6. Les dispositions de ce texte, interprété à la lumière de la directive n° 2001/23/CE du 12 mars 2001, sont applicables en cas de transfert d'une entité économique autonome, constituée par un ensemble organisé de personnes et d'éléments corporels ou incorporels poursuivant un objectif économique propre, qui conserve son identité et dont l'activité est poursuivie.

7. Pour dire que le contrat de travail de la salariée n'avait pas été transféré à la société DS et la débouter de ses demandes consécutives, l'arrêt retient que les seules circonstances que l'intéressée ait continué d'exercer son métier de coiffeuse au sein de la société DS, établissement d'ailleurs situé à une adresse distincte de l'Institut Shanny l'atelier de la beauté, et que dans un premier temps du moins M. [R] ait été gérant de la société DS, ne suffisent pas à établir l'existence d'un transfert d'une entité économique autonome conservant son identité et dont l'activité s'est poursuivie.

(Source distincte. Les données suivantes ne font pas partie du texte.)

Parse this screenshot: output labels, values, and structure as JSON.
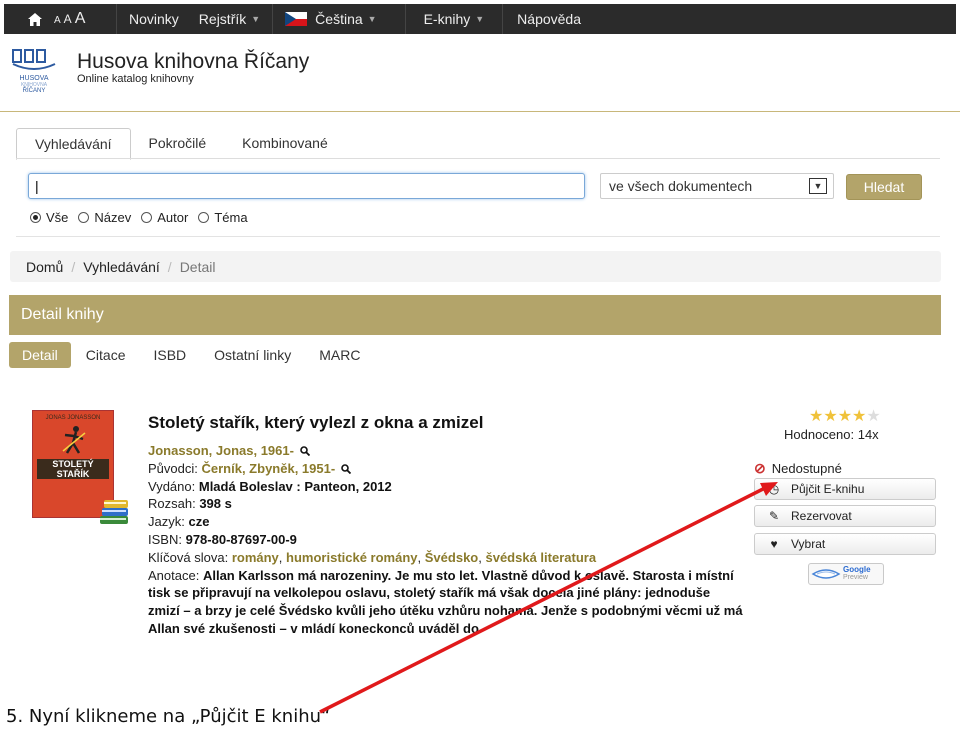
{
  "topnav": {
    "font_sizes": [
      "A",
      "A",
      "A"
    ],
    "items": [
      {
        "label": "Novinky",
        "caret": false
      },
      {
        "label": "Rejstřík",
        "caret": true
      },
      {
        "label": "Čeština",
        "caret": true
      },
      {
        "label": "E-knihy",
        "caret": true
      },
      {
        "label": "Nápověda",
        "caret": false
      }
    ]
  },
  "header": {
    "title": "Husova knihovna Říčany",
    "subtitle": "Online katalog knihovny"
  },
  "search": {
    "tabs": [
      "Vyhledávání",
      "Pokročilé",
      "Kombinované"
    ],
    "input_value": "|",
    "scope": "ve všech dokumentech",
    "button": "Hledat",
    "radios": [
      "Vše",
      "Název",
      "Autor",
      "Téma"
    ]
  },
  "breadcrumb": [
    "Domů",
    "Vyhledávání",
    "Detail"
  ],
  "detail": {
    "bar_title": "Detail knihy",
    "subtabs": [
      "Detail",
      "Citace",
      "ISBD",
      "Ostatní linky",
      "MARC"
    ]
  },
  "cover": {
    "author": "JONAS JONASSON",
    "title": "STOLETÝ STAŘÍK"
  },
  "book": {
    "title": "Stoletý stařík, který vylezl z okna a zmizel",
    "author": "Jonasson, Jonas, 1961-",
    "original_label": "Původci:",
    "original": "Černík, Zbyněk, 1951-",
    "published_label": "Vydáno:",
    "published": "Mladá Boleslav : Panteon, 2012",
    "extent_label": "Rozsah:",
    "extent": "398 s",
    "language_label": "Jazyk:",
    "language": "cze",
    "isbn_label": "ISBN:",
    "isbn": "978-80-87697-00-9",
    "keywords_label": "Klíčová slova:",
    "keywords": [
      "romány",
      "humoristické romány",
      "Švédsko",
      "švédská literatura"
    ],
    "annotation_label": "Anotace:",
    "annotation": "Allan Karlsson má narozeniny. Je mu sto let. Vlastně důvod k oslavě. Starosta i místní tisk se připravují na velkolepou oslavu, stoletý stařík má však docela jiné plány: jednoduše zmizí – a brzy je celé Švédsko kvůli jeho útěku vzhůru nohama. Jenže s podobnými věcmi už má Allan své zkušenosti – v mládí koneckonců uváděl do"
  },
  "side": {
    "rating": 4,
    "rating_max": 5,
    "rated_text": "Hodnoceno: 14x",
    "status": "Nedostupné",
    "buttons": [
      "Půjčit E-knihu",
      "Rezervovat",
      "Vybrat"
    ],
    "google_preview": [
      "Google",
      "Preview"
    ]
  },
  "caption": "5. Nyní klikneme na „Půjčit E knihu“",
  "colors": {
    "accent": "#b3a46a",
    "link": "#8a7a2b",
    "arrow": "#e0191b"
  }
}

8. En se déterminant ainsi, sans rechercher, ainsi qu'elle y était invitée si la société DS n'avait pas repris la clientèle attachée au salon exploité par M. [R] et le savoir-faire particulier de la salariée indispensable à l'exercice de l'activité, ce qui aurait été de nature à caractériser un transfert de l'entité économique exploitée par ce dernier, la cour d'appel a privé sa décision de base légale.

Portée et conséquence de la cassation

9. En application de l'article 624 du code de procédure civile, la cassation prononcée entraîne la cassation du chef de dispositif déboutant la salariée de sa demande de rappel de salaire critiqué par le second moyen, qui s'y rattache par un lien de dépendance nécessaire, dans la limite de la période du 1er décembre 2014 au 13 janvier 2015. Le premier moyen ne formulant en effet aucune critique contre les motifs de l'arrêt constatant que le contrat de travail a été rompu à l'initiative de la société DS, le 13 janvier 2015, la cassation ne peut s'étendre à cette disposition de l'arrêt qui n'est pas dans un lien de dépendance avec les dispositions de l'arrêt critiquées par ce moyen.

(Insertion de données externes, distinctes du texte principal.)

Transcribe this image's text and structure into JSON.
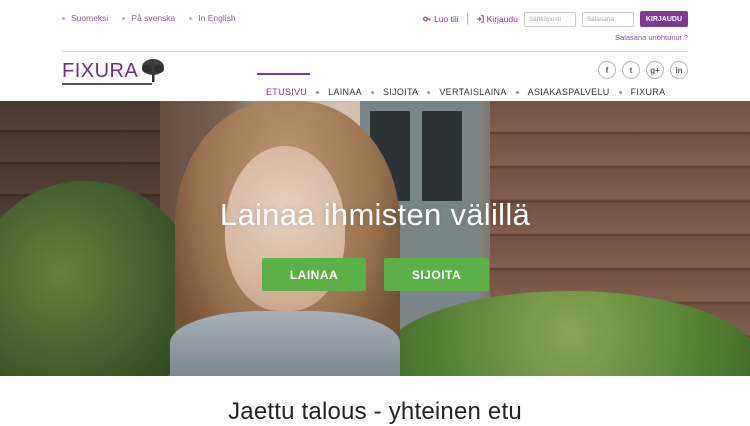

PAR CES MOTIFS, et sans qu'il y ait lieu de statuer sur le second moyen, la Cour :

CASSE ET ANNULE, mais seulement en ce qu'il dit que le contrat de travail de Mme [F] n'a pas été transféré à la société DS coiffure esthétique onglerie, la déboute de ses demandes de rappel de salaire, dans la limite de la période du 1er décembre 2014 au 13 janvier 2015, d'indemnité compensatrice de préavis, de congés payés afférents et d'indemnité légale de licenciement, et fixe à la somme de 2 554,60 euros à titre de dommages-intérêts pour rupture abusive du contrat de travail la créance de Mme [F] au passif de la liquidation judiciaire de la société DS coiffure esthétique onglerie, l'arrêt rendu le 8 juillet 2020, entre les parties, par la cour d'appel de Versailles ;

Remet, sur ces points, l'affaire et les parties dans l'état où elles se trouvaient avant cet arrêt et les renvoie devant la cour d'appel de Versailles autrement composée ;

Condamne la société MMJ en qualité de mandataire ad hoc de la société DS coiffure esthétique onglerie aux dépens ;

En application de l'article 700 du code de procédure civile, condamne la société MMJ, ès qualités, à payer à la SCP Thouvenin, Coudray et Grévy la somme de 3 000 euros ;

Dit que sur les diligences du procureur général près la Cour de cassation, le présent arrêt sera transmis pour être transcrit en marge ou à la suite de l'arrêt partiellement cassé ;

Ainsi fait et jugé par la Cour de cassation, chambre sociale, et prononcé par le président en son audience publique du dix-neuf octobre deux mille vingt-deux. MOYENS ANNEXES au présent arrêt

Moyens produits par la SCP Thouvenin, Coudray et Grévy, avocat aux Conseils, pour Mme [F],

PREMIER MOYEN DE CASSATION

M. [F] fait grief à l'arrêt attaqué, partiellement infirmatif de ces chefs, d'AVOIR dit que son contrat de travail n'a pas été transféré à la société DS Coiffure Esthétique Onglerie, de l'AVOIR déboutée de sa demande de rappel de salaire, de l'AVOIR déboutée de ses demandes d'indemnité compensatrice de préavis, de congés payés afférents, et d'indemnité légale de licenciement et d'AVOIR fixé à la seule somme de 2 554,60 euros sa créance de dommages et intérêts pour rupture abusive au passif de la liquidation judiciaire de la société DS Coiffure Esthétique Onglerie.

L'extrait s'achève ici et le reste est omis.